Eólicas e data centers: Comunidades alertam sobre impactos da “economia verde”
Enquanto a COP30 patina no programa de transição justa, avanço de eólicas e data centers agrava conflitos e ameaça modos de vida
Mauro Utida, da Cobertura Colaborativa NINJA na COP30
Enquanto na COP30, a consolidação do programa de Transição Justa ainda engatinha nas mesas de negociações da Blue Zone – zona oficial de negociações de lideranças dos países -, fora dela o debate segue acalorado em espaços ocupados por comunidades diretamente atingidas por empreendimentos vinculados à chamada “economia verde” — que incluem desde parques eólicos até instalações de data centers.
Foi assim na sexta-feira (14), quando na mesa “Transação ou transição energética?”, integrada à Cúpula dos Povos, as discussões foram norteadas pelos impactos da transição energética sobre comunidades tradicionais até o avanço da desinformação climática impulsionada por setores da extrema-direita.
Participaram representantes de organizações de defesa socioambiental e lideranças de territórios de várias regiões do país, como Ana Julia Bernardi, do Instituto Democracia em Xeque; Celeste Maria, do Movimento dos Pescadores e Pescadoras Artesanais – MPP/PI); Flávia Anacé, do povo Anacé, do Ceará e Rhavena Madeira, do Instituto Filha do Sol.
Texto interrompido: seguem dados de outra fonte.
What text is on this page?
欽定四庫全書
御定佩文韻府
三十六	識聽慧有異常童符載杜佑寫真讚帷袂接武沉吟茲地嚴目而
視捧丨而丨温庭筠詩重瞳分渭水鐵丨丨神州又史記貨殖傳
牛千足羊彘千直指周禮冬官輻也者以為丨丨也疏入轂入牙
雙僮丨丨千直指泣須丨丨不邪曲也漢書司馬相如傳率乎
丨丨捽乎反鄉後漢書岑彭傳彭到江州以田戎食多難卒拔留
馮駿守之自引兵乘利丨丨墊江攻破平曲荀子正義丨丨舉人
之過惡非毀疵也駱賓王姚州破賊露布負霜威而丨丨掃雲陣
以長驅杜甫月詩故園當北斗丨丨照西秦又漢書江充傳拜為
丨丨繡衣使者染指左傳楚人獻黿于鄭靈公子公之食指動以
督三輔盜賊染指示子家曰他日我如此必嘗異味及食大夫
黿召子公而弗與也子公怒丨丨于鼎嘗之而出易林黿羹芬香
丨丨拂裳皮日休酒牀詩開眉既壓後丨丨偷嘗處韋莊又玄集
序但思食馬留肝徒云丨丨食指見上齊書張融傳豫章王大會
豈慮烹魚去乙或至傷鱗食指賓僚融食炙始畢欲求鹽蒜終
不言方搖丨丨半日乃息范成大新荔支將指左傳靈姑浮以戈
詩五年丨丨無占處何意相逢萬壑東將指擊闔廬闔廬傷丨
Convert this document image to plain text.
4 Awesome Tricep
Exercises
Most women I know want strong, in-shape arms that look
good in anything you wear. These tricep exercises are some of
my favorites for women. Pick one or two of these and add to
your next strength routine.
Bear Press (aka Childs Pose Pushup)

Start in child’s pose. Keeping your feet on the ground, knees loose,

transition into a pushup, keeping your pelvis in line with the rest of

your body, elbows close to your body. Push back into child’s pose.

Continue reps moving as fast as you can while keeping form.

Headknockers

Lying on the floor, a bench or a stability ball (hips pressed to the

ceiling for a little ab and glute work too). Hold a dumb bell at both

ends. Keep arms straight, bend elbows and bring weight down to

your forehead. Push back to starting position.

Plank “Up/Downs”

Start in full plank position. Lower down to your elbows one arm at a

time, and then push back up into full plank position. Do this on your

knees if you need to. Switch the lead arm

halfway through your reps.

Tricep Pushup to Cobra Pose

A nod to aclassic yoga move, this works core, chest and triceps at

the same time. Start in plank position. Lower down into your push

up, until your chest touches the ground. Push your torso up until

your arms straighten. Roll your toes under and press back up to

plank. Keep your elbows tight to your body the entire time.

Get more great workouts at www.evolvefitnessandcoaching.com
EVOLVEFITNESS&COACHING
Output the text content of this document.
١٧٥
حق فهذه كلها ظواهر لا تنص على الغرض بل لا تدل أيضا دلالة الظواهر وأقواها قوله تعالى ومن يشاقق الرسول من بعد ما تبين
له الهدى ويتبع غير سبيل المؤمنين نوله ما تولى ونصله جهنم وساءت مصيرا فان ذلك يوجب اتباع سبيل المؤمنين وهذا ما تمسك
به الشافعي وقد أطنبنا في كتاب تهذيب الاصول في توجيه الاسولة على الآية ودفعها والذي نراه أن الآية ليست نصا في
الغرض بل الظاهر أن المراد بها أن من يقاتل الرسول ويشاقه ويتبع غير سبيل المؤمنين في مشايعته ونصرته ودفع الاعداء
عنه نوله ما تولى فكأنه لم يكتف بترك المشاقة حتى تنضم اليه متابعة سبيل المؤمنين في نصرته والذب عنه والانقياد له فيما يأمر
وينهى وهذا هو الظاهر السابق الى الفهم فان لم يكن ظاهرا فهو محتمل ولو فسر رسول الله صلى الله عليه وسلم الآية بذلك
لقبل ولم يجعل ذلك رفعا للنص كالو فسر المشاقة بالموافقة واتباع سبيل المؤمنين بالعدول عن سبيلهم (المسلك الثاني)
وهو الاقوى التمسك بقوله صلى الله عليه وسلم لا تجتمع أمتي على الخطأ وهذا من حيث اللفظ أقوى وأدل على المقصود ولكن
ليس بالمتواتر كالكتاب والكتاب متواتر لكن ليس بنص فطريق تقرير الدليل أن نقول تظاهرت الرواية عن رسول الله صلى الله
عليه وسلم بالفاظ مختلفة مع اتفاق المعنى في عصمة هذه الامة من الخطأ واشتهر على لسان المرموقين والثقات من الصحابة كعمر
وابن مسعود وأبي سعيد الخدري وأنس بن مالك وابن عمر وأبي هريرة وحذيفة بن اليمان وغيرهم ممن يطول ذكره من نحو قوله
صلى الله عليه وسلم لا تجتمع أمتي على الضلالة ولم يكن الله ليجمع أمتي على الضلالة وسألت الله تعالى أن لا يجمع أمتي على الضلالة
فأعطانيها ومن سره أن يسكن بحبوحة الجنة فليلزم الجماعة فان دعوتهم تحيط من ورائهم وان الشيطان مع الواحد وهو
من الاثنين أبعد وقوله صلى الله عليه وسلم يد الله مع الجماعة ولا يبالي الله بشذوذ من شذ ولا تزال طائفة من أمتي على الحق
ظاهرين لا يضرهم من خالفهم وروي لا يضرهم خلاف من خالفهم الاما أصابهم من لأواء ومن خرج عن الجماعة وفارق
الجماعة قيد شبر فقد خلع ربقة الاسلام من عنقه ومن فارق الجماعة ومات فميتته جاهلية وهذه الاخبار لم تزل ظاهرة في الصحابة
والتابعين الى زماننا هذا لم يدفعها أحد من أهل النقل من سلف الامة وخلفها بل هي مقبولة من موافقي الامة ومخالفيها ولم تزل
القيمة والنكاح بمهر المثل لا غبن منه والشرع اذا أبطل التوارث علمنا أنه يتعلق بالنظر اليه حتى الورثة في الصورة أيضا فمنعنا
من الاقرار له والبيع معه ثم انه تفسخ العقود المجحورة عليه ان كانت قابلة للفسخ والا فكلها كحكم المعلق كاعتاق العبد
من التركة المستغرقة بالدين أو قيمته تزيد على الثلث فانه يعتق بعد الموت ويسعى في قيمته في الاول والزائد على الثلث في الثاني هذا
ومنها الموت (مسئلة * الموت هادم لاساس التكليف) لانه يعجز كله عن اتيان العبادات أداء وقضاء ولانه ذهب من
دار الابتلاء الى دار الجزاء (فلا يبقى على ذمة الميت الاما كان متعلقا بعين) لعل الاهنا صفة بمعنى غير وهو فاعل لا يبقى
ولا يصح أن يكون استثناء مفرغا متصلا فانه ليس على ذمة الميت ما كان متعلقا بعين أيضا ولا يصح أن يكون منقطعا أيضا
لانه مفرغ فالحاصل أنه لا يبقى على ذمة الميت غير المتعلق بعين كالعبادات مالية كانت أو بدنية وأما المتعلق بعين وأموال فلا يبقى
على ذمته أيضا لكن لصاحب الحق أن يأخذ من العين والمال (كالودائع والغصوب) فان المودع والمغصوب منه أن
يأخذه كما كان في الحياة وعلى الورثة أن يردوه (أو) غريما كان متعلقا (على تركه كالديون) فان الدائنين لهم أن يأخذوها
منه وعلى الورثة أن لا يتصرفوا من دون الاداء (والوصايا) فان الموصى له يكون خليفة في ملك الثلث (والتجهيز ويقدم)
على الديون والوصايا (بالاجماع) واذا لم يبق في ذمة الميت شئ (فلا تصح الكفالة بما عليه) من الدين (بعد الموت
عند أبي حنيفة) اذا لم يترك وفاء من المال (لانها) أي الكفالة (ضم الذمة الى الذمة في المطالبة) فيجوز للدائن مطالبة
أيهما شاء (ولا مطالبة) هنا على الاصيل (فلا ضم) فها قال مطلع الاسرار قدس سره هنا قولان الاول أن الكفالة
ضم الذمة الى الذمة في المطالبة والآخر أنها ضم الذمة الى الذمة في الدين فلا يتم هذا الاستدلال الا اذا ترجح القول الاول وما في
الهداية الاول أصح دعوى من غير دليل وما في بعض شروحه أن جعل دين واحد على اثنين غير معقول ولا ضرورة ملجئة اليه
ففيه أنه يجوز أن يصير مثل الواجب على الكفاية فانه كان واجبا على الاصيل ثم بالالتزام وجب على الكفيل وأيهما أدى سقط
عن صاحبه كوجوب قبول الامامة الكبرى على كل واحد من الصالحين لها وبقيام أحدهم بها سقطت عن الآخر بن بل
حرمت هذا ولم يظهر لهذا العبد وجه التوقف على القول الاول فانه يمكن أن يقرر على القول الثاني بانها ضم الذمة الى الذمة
Para os presentes, os projetos associados à transição energética vêm redesenhando modos de vida sem consulta prévia às populações afetadas.
Outra participante do encontro, Andrea Camurça, que é coordenadora do Instituto Terramar, ao citar casos de comunidades impactadas por grandes empreendimentos lamentou as iniciativas, dizendo que “o quintal da produção da vida está sendo transformado em produção de morte”.
As organizações representadas no debate assinam, juntamente com outras instituições, a “Carta Política dos Povos e Populações do Nordeste para a Cúpula dos Povos” que reúne as pautas dos movimentos sociais para a COP30, exigindo justiça climática e social a partir do contexto nordestino. As principais reivindicações incluem o fim das “zonas de sacrifício” com o argumento da energia renovável, a responsabilização das corporações, a proteção dos territórios, a demarcação de terras, a reforma agrária, o fortalecimento da agroecologia e o combate ao racismo ambiental e à violência de gênero.
A carta deixa claro que as organizações não são contra as energias renováveis e a transição energética em si, como revela trecho do documento.
“Mas somos contra esse modelo de expropriação capitalista que se impõe hoje. Nós lutamos por uma transição justa, popular e descentralizada, respeitando e garantindo os direitos dos povos com Consulta Prévia, Livre e Informada da Convenção 169 da Organização Internacional do Trabalho (OIT). Lutamos pelas verdadeiras soluções que são bandeiras históricas dos movimentos sociais e dos direitos humanos, a exemplo da reforma agrária, da reforma urbana, dos direitos territoriais e ambientais que ajudamos a construir e que sofrem ataques diários”.
A pescadora tradicional, Celeste Maria, do Piauí, apresentou um diagnóstico sobre os efeitos da instalação de usinas eólicas marítimas na região do Delta do Parnaíba. No caso das eólicas offshore elas produzem poluição sonora, rebaixamento do lençol freático, além de problemas de saúde mental a populações atingidas.
“A contradição central da transição energética é que ela é destinada a abastecer uma indústria verde que segue reproduzindo modelos capitalistas de desigualdades nas regiões impactadas”, destacou Celeste.
Transação ou transição energética?
Enquanto a mesa na UFPA se discutia o tema “Transação ou transição energética?”, no mesmo dia e momento, acontecia na Blue Zone, negociações sobre como a energia, a indústria e as finanças podem impulsionar a mudança global rumo a um futuro sustentável e equitativo. Dentro dessas negociações, poucos representantes das comunidades atingidas foram incluídos, o que gerou protestos por maior participação.
No contexto da transição justa, a COP30 teve um importante avanço no dia 3 com o debate entre o grupo G77 + China (um dos maiores da COP) para criação do Programa de Trabalho de Transição Justa (JTWP, na sigla em inglês). O mecanismo, voltado a coordenar o apoio internacional a economias em desenvolvimento, chegou a ser reconhecido com o prêmio positivo do dia, o Raio do Dia. Porém, o Reino Unido bloqueou os avanços da discussão e manchou sua imagem com o antiprêmio Fóssil do Dia, uma iniciativa paralela da COP feito pela Climate Action Network (CAN).